Robert Kessler, the group’s president, declined to comment on Tuesday. He told the New York Times, which first reported the lawsuit, that the community’s rules were misunderstood and not exclusionary.
The lawsuit, which was joined by nonprofit Long Island Housing Services, included what it said was a recent photo of a Nazi medallion atop a German flag in the community clubhouse.
The league was founded as an affiliate of the German-American Bund, an organization of Nazi sympathizers. Siegfried Park, then known as Camp Siegfried, was built to promote German culture in 1935, according to the Yaphank historical society.
The camp hosted huge pro-Nazi rallies in the 1930s, when families would travel from New York on the “Camp Siegfried Special” train, according to historical accounts.
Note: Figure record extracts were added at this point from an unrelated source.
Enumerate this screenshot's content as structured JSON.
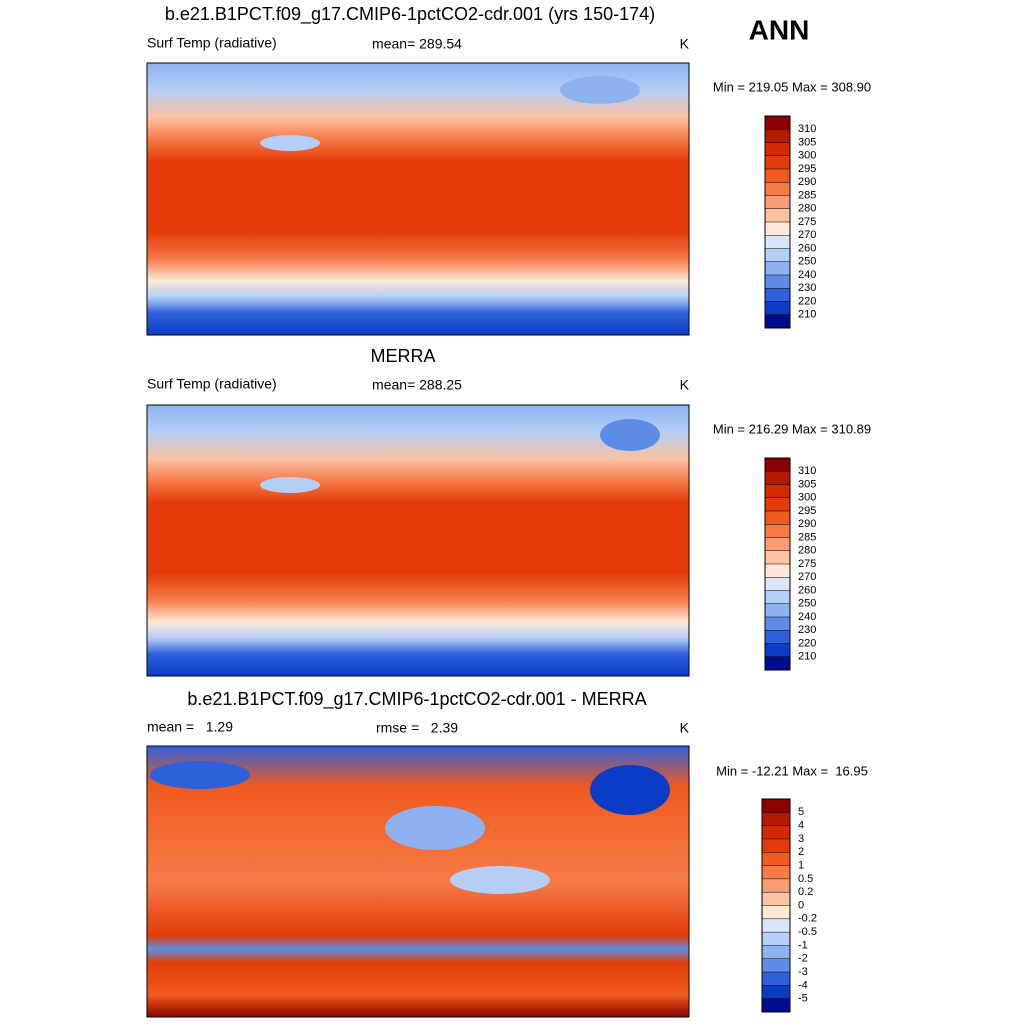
{
  "season": "ANN",
  "colorbar_colors": [
    "#8b0000",
    "#b31a00",
    "#d42800",
    "#e43c08",
    "#f05a1e",
    "#f67a48",
    "#fa9c74",
    "#fcc2a2",
    "#fde8d6",
    "#d8e6fa",
    "#b6cef6",
    "#8eb2f0",
    "#5c8ce6",
    "#2e60dc",
    "#0c3cc6",
    "#000c8e"
  ],
  "panels": [
    {
      "title": "b.e21.B1PCT.f09_g17.CMIP6-1pctCO2-cdr.001 (yrs 150-174)",
      "left_label": "Surf Temp (radiative)",
      "center_label": "mean= 289.54",
      "units": "K",
      "min_max": "Min = 219.05 Max = 308.90",
      "colorbar_labels": [
        "310",
        "305",
        "300",
        "295",
        "290",
        "285",
        "280",
        "275",
        "270",
        "260",
        "250",
        "240",
        "230",
        "220",
        "210"
      ]
    },
    {
      "title": "MERRA",
      "left_label": "Surf Temp (radiative)",
      "center_label": "mean= 288.25",
      "units": "K",
      "min_max": "Min = 216.29 Max = 310.89",
      "colorbar_labels": [
        "310",
        "305",
        "300",
        "295",
        "290",
        "285",
        "280",
        "275",
        "270",
        "260",
        "250",
        "240",
        "230",
        "220",
        "210"
      ]
    },
    {
      "title": "b.e21.B1PCT.f09_g17.CMIP6-1pctCO2-cdr.001 - MERRA",
      "left_label": "mean =   1.29",
      "center_label": "rmse =   2.39",
      "units": "K",
      "min_max": "Min = -12.21 Max =  16.95",
      "colorbar_labels": [
        "5",
        "4",
        "3",
        "2",
        "1",
        "0.5",
        "0.2",
        "0",
        "-0.2",
        "-0.5",
        "-1",
        "-2",
        "-3",
        "-4",
        "-5"
      ]
    }
  ]
}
Philip Kneer and Patricia Flynn-Kneer, who each have German ancestry, bought their home in 1999 after being accepted as members.
When they decided to sell they were barred from advertising the home and instead were required to use the league’s internal bulletin, the lawsuit said.
That practice, coupled with the bylaws’ language regarding German ancestry, results in a closed community, the couple’s lawyer said.
“While you don’t have brownshirts parading in Yaphank today, you still have the discriminatory effects because of the rules in place, and nobody has done anything to change them,” said attorney Andrew Wilson.
Attempts to revise the bylaws have failed over the years, Wilson said, adding, “They want to keep it German.”